Crown Law Office

Agency overview
- Formed: 1875 (Solicitor-General)
- Jurisdiction: New Zealand
- Headquarters: Level 2, Justice Centre, 19 Aitken St, Wellington WELLINGTON 6011
- Employees: 199 FTE staff (30 June 2020)
- Annual budget: Vote Attorney-General Total budget for 2019/20 ▲$73,379,000
- Minister responsible: Chris Bishop Attorney-General;
- Agency executive: Una Jagose KC, Chief Executive and Solicitor-General;
- Website: www.crownlaw.govt.nz

= Crown Law Office (New Zealand) =

The Crown Law Office (Crown Law; Te Tari Ture o te Karauna) is the public service department charged with advising the New Zealand Government on legal affairs, representing the government in appellate cases, and overseeing the prosecution of criminal offences before the courts.

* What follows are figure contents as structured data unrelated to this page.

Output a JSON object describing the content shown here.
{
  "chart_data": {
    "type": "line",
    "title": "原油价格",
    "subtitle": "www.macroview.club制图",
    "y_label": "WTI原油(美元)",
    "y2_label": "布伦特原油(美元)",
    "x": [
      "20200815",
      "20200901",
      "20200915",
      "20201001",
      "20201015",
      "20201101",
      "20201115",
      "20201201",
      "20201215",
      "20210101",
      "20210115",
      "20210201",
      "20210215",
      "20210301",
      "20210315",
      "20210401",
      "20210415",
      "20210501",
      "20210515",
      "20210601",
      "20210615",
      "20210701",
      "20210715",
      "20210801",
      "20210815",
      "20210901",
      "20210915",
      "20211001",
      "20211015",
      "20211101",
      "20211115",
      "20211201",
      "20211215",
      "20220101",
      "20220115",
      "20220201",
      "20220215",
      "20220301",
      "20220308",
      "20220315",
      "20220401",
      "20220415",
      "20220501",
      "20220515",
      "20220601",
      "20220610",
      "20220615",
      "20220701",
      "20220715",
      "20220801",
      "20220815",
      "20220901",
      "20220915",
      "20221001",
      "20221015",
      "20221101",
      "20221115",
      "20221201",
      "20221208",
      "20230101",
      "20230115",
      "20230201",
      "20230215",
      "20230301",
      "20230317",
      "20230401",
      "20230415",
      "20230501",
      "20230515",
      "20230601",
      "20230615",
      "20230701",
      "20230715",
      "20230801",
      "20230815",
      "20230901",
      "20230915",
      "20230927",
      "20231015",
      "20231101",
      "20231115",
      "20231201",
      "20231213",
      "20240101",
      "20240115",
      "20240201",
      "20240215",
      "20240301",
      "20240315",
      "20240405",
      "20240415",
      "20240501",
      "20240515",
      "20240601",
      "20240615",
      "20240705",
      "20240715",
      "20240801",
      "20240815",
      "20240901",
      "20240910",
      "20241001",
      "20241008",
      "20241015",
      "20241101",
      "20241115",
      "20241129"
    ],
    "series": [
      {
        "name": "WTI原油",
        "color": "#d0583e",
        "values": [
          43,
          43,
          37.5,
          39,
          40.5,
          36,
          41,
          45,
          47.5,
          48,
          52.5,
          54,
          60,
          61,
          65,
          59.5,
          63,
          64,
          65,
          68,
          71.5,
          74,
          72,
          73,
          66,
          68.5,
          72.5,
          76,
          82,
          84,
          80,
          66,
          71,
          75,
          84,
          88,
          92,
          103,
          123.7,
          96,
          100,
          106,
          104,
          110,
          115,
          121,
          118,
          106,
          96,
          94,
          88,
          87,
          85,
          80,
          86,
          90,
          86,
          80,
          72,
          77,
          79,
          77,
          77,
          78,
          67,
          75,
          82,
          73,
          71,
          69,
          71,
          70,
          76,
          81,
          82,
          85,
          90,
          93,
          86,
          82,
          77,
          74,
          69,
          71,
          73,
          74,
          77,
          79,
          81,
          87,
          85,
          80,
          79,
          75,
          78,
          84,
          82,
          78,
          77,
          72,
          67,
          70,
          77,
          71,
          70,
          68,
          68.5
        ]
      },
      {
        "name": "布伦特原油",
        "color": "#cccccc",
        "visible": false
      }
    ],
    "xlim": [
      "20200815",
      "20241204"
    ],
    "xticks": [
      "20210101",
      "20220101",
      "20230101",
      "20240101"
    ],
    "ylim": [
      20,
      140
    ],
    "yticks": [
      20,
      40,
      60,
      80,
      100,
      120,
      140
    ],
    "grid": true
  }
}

== Law officers of the Crown ==

The offices of the attorney-general and solicitor-general are the principal legal advisers to the New Zealand Government, and act as the Crown's representatives in court. The attorney-general is by tradition a ministerial position, and is filled by a member of parliament. The solicitor-general, since 1875, is a non-political appointee, and also serves as the chief executive of the Crown Law Office.

The positions of attorney-general and solicitor-general were established in England in 1243 and 1461 respectively. The solicitor-general was a sub-ordinate office to the attorney-general.

New Zealand has had its own attorney-general since 1841. The position of solicitor-general was not established until 1867 and was initially a political office as it currently is in England. In 1875, the office became a permanent government position, with Walter Scott Reid as the first non-political solicitor-general. He remained in the position for the next 25 years. During this period the roles and responsibilities of the attorney-general and the solicitor-general were the subject of some debate and clarification by the Supreme Court.

==Crown Law Office==
The Crown Law Office was formed to provide legal and administrative support to the solicitor-general. Its role was mainly advisory, but did include the drafting of legislation until a separate Law Drafting Office was formed in 1907. When John W Salmond became solicitor-general in 1910, all Crown legal work and the conduct of criminal prosecutions in Wellington became the responsibility of the Crown Law Office. The Law Drafting Office ceased to be the responsibility of the solicitor-general in 1918 when it was given statutory recognition and became what is now known as the Parliamentary Counsel Office.

The main purpose of the Crown Law Office is to assist the attorney-general and the solicitor-general in carrying out their legal responsibilities and obligations. In addition to legal and administrative support, the Office is accountable for:
- supporting and assisting the Attorney General and solicitor-general in the performance of their statutory and other function as Law Officers of the Crown;
- assisting the solicitor-general with the conduct of criminal appeals;
- assisting the solicitor-general in the supervision, direction and performance of regional Crown Solicitors in their prosecution functions including administration of the Crown Solicitor's Regulations 1994; and
- providing advice on the establishment and development of legal service provision within government departments and agencies

Today, the Crown Law Office operates as a government department with the solicitor-general as its chief executive. The office has more than 70 legal staff and a similar number of support staff. The scope and range of legal work undertaken has expanded to meet the full range of activities undertaken by the government in commercial, economic and social areas.

==Role of Crown Solicitor==
The Crown Solicitor network began in the 1920s when P S K Macassey resigned from the Crown Law Office to enter private practice. He was allowed to continue his Wellington-based criminal prosecution work. Some years later a similar arrangement was made with V R S Meredith QC, (later Sir Vincent Meredith), who later became the Crown Solicitor in Auckland.